Ultrasonic Thickness Gauge

Ultrasonic thickness gauges determine the thickness of a sample by very precisely measuring how long it takes for a sound pulse that has been generated by the transducer to travel through a test piece and reflect back from the inside surface or far wall. By comparing this measured interval of time with known data about the material type, it possible to calculate the thickness of the sample to an extremely high accuracy. Ultrasonic thickness gauges are quite similar in several respects to flaw detectors but, whereas, flaw detectors display A-scans of ultrasonic waveforms, thickness detectors generally provide a numerical format of exact measurements.

Ultrasonic thickness gauges have a number of applications in the field of non-destructive testing. Because sound waves reflect from boundaries between dissimilar materials they are excellent tools for measuring the thickness of paints and other coatings as part of a quality control program. Thickness gauges are also routinely used to scan storage tanks, pipelines, ship hulls, and many other things for any signs of damage or weakness that may have been caused by corrosion, environmental damage or just simply wear and tear.

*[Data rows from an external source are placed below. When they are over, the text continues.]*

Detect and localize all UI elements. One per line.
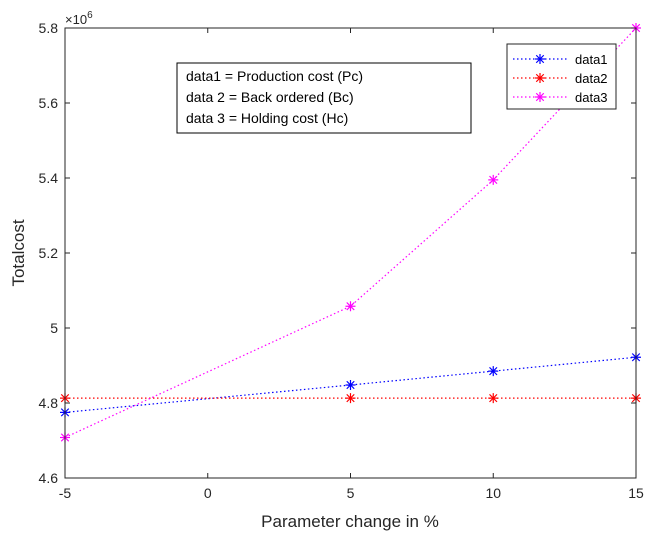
- legend-label: data3: [575, 90, 608, 105]
- series-data1: [60, 352, 641, 418]
- y-tick-label: 5: [50, 320, 58, 336]
- annotation-line: data1 = Production cost (Pc): [186, 68, 363, 84]
- marker-stroke: [489, 393, 498, 403]
- y-tick-label: 5.8: [39, 20, 59, 36]
- annotation-frame: [176, 62, 472, 134]
- legend-label: data2: [575, 71, 608, 86]
- legend-entry: data2: [513, 71, 608, 86]
- y-tick-label: 4.8: [39, 395, 59, 411]
- legend-frame: [506, 43, 617, 110]
- x-tick-label: 5: [347, 485, 355, 501]
- marker-stroke: [346, 393, 355, 403]
- marker-stroke: [535, 73, 545, 83]
- legend: data1 data2 data3: [506, 43, 617, 110]
- marker-stroke: [489, 366, 498, 376]
- marker-stroke: [535, 54, 545, 64]
- legend-label: data1: [575, 52, 608, 67]
- annotation-line: data 3 = Holding cost (Hc): [186, 110, 348, 126]
- x-tick-label: 15: [628, 485, 644, 501]
- y-axis-label: Totalcost: [9, 219, 28, 286]
- marker-stroke: [346, 380, 355, 390]
- marker-stroke: [346, 302, 355, 311]
- y-tick-label: 5.4: [39, 170, 59, 186]
- annotation-box: data1 = Production cost (Pc) data 2 = Ba…: [176, 62, 472, 134]
- y-exponent-label: ×106: [65, 10, 93, 27]
- x-axis-label: Parameter change in %: [261, 512, 439, 531]
- data-point: [345, 380, 356, 390]
- data-point: [345, 301, 356, 312]
- y-tick-label: 4.6: [39, 470, 59, 486]
- x-tick-label: 0: [204, 485, 212, 501]
- y-tick-label: 5.6: [39, 95, 59, 111]
- x-tick-label: 10: [485, 485, 501, 501]
- legend-marker: [535, 92, 545, 102]
- legend-entry: data3: [513, 90, 608, 105]
- y-tick-label: 5.2: [39, 245, 59, 261]
- legend-marker: [535, 54, 545, 64]
- data-point: [488, 366, 499, 377]
- ticks-layer: -5 0 5 10 15 4.6 4.8 5 5.2 5.4 5.6 5.8: [39, 20, 644, 501]
- data-point: [488, 393, 499, 404]
- data-point: [488, 174, 499, 185]
- legend-entry: data1: [513, 52, 608, 67]
- x-tick-label: -5: [59, 485, 72, 501]
- marker-stroke: [535, 92, 545, 102]
- legend-marker: [535, 73, 545, 83]
- annotation-line: data 2 = Back ordered (Bc): [186, 89, 354, 105]
- data-point: [345, 393, 356, 404]
- marker-stroke: [489, 175, 498, 185]
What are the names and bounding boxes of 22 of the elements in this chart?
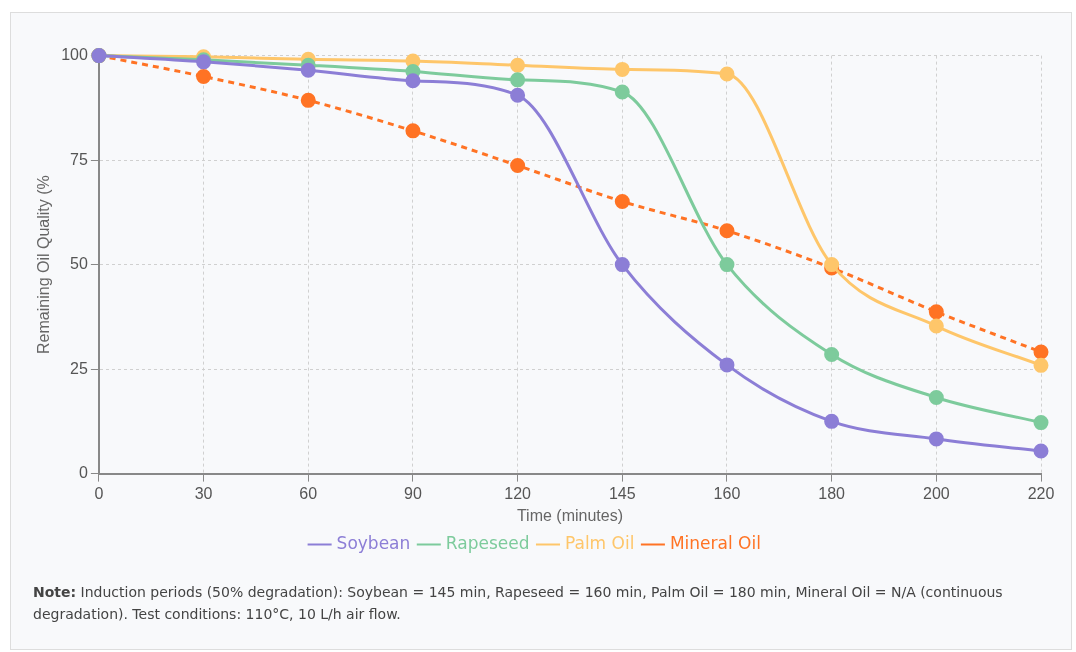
x-tick-label: 90 xyxy=(404,484,422,502)
x-tick-label: 160 xyxy=(713,484,741,502)
x-tick-label: 30 xyxy=(194,484,213,502)
x-tick-label: 200 xyxy=(922,484,950,502)
x-tick-label: 120 xyxy=(504,484,532,502)
text: Note: Induction periods (50% degradation): Soybean = 145 min, Rapeseed = 160 min, Palm Oil = 180 min, Mineral Oil = N/A (continuous degradation). Test conditions: 110°C, 10 L/h air flow. xyxy=(33,583,1004,624)
x-tick-label: 0 xyxy=(94,484,104,502)
x-tick-label: 145 xyxy=(608,484,636,502)
y-tick-label: 100 xyxy=(61,46,88,64)
x-tick-label: 60 xyxy=(299,484,318,502)
y-tick-label: 50 xyxy=(70,255,88,273)
y-tick-label: 25 xyxy=(70,359,88,377)
legend-label: Mineral Oil xyxy=(669,532,761,553)
x-tick-label: 180 xyxy=(818,484,846,502)
y-tick-label: 75 xyxy=(70,150,88,168)
x-tick-label: 220 xyxy=(1027,484,1055,502)
x-axis-title: Time (minutes) xyxy=(516,506,623,524)
legend-label: Soybean xyxy=(336,532,411,553)
legend-label: Rapeseed xyxy=(445,532,530,553)
y-axis-title: Remaining Oil Quality (% xyxy=(35,175,53,354)
legend-label: Palm Oil xyxy=(564,532,635,553)
y-tick-label: 0 xyxy=(78,464,88,482)
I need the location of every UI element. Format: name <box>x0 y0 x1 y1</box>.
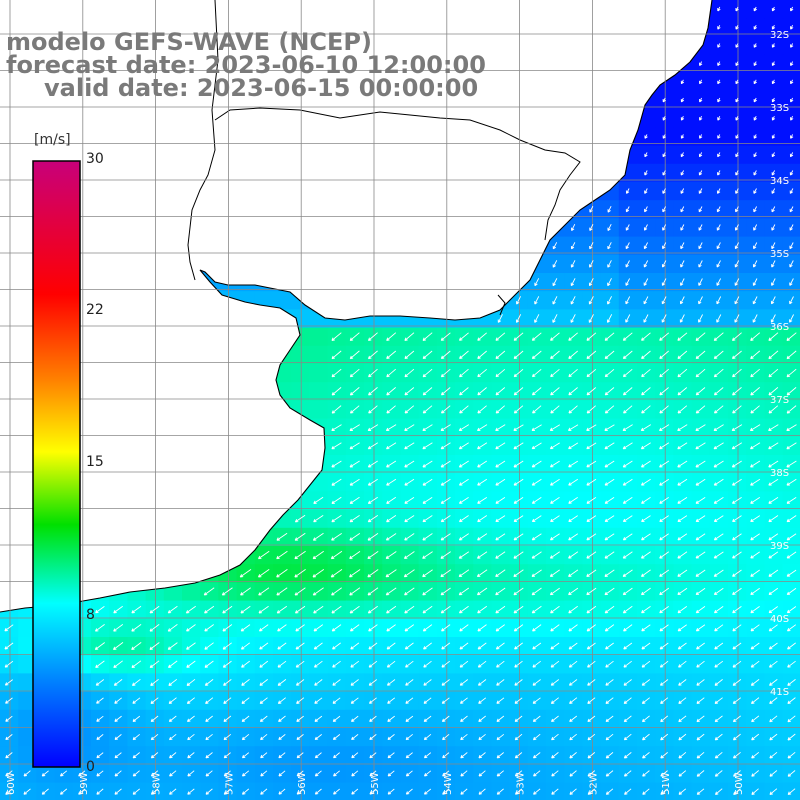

Ultrasonic thickness gauges are able to work with a wide range of materials including metals, plastic, ceramics, composites, epoxies, and glass. The ability to work when able to access only one side of the test piece makes them easy to use across a range of application. A number of transducer types have also been developed to increase the versatility of the instrument.

Ultrasonic transducers usually operate at frequencies between 500 KHz and 100 MHZ. Typically, lower frequencies will be used to optimize penetration when measuring thick, highly attenuating, or highly scattering materials, while higher frequencies will be recommended to optimize resolution in thinner, non-attenuating, non-scattering materials. Transducers generally require an acoustic couplant, such as Propylene Glycol to ensure a complete acoustic pathway between the sensor and material being measured.